Data Wiki

| Data Quality

01 | What are the characteristics of data quality

At a very high level, the following characteristics define the quality of data:

  • How complete the data is

  • Is it accurate and reliable

  • Is it available when needed, and is it up-to-date, aka timeliness

Different organizations prioritize the requirements that define data quality based on the need, usage, and the life cycle of the processes that use it.

02 | What downstream impact does poor data quality have?

Data is an important asset used to make crucial decisions. If important business decision-making processes use data that is inherently poor in quality, it will create a ripple effect on all processes that consume it.  The time, effort, and cost of triaging and cleaning data at this point have proven to be frustrating and a low ROI.

03 | What are some of the reasons for poor data quality?

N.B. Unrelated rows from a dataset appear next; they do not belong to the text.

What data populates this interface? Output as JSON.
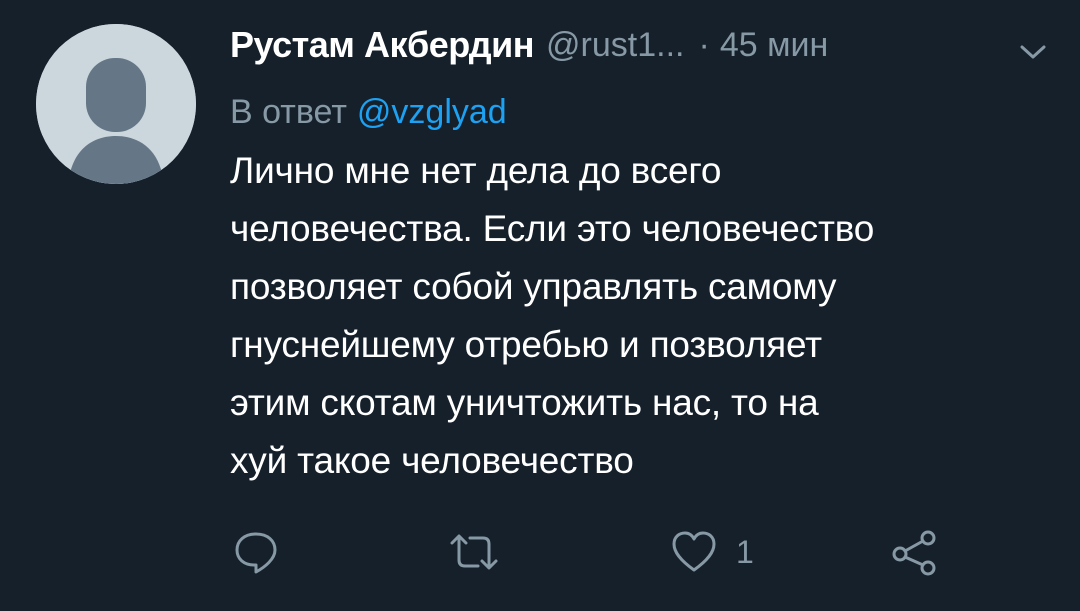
{
  "tweet": {
    "author": {
      "display_name": "Рустам Акбердин",
      "handle": "@rust1...",
      "avatar_icon": "default-avatar-icon"
    },
    "separator": "·",
    "time": "45 мин",
    "menu_icon": "chevron-down-icon",
    "reply_to": {
      "prefix": "В ответ",
      "mention": "@vzglyad"
    },
    "text": "Лично мне нет дела до всего\nчеловечества. Если это человечество\nпозволяет собой управлять самому\nгнуснейшему отребью и позволяет\nэтим скотам уничтожить нас, то на\nхуй такое человечество"
  },
  "actions": {
    "reply": {
      "icon": "reply-icon",
      "count": ""
    },
    "retweet": {
      "icon": "retweet-icon",
      "count": ""
    },
    "like": {
      "icon": "heart-icon",
      "count": "1"
    },
    "share": {
      "icon": "share-icon",
      "count": ""
    }
  },
  "colors": {
    "background": "#15202b",
    "primary_text": "#ffffff",
    "secondary_text": "#8899a6",
    "accent": "#1da1f2",
    "avatar_bg": "#ccd6dd",
    "avatar_fg": "#657786"
  }
}
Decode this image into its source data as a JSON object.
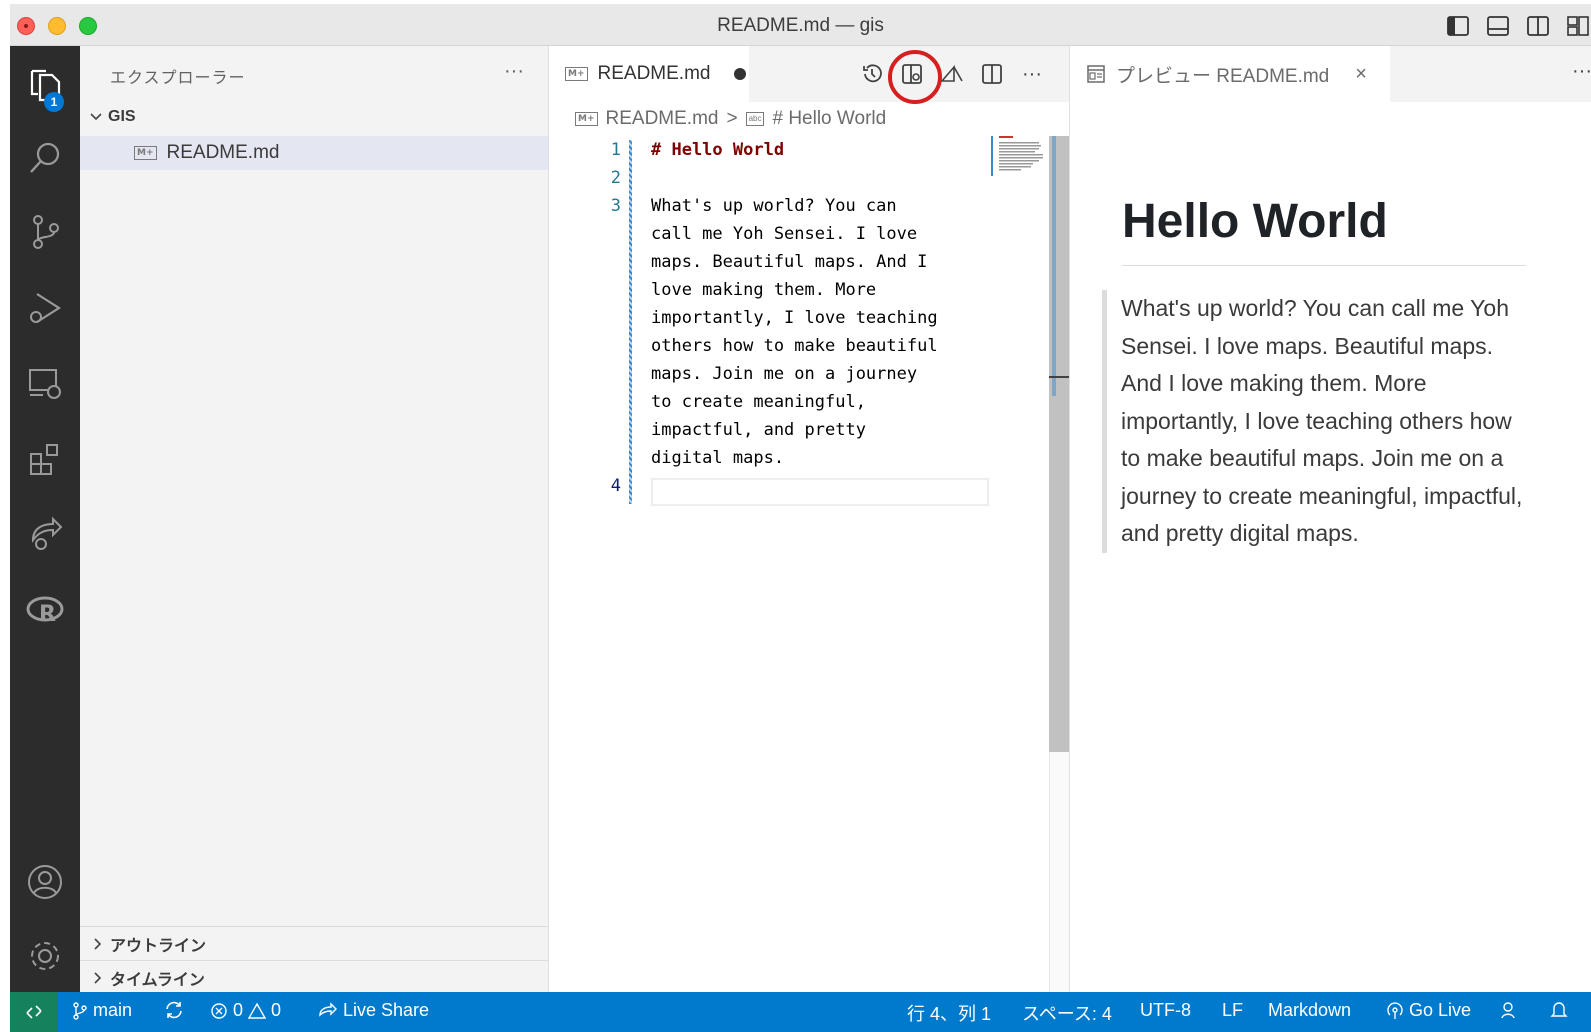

There could be many different factors that contribute to poor data quality:

  • Human Error during data entry

  • Data collated from different data sources attributing to anomalies

  • Missing values

  • Erroneous data

04 | What are some ways data quality can be improved?​

Data can get corrupted due to many different factors. With the necessary tools and processes in place, these can be pre-empted at the beginning of the lifecycle rather than late troubleshooting, which adds to the time and cost. Some of the ways data quality can be improved are:

  • Implementing a data anomaly detection tool catch issues that could break the system

  • Unit testing processes

  • Business rules

  • Profiling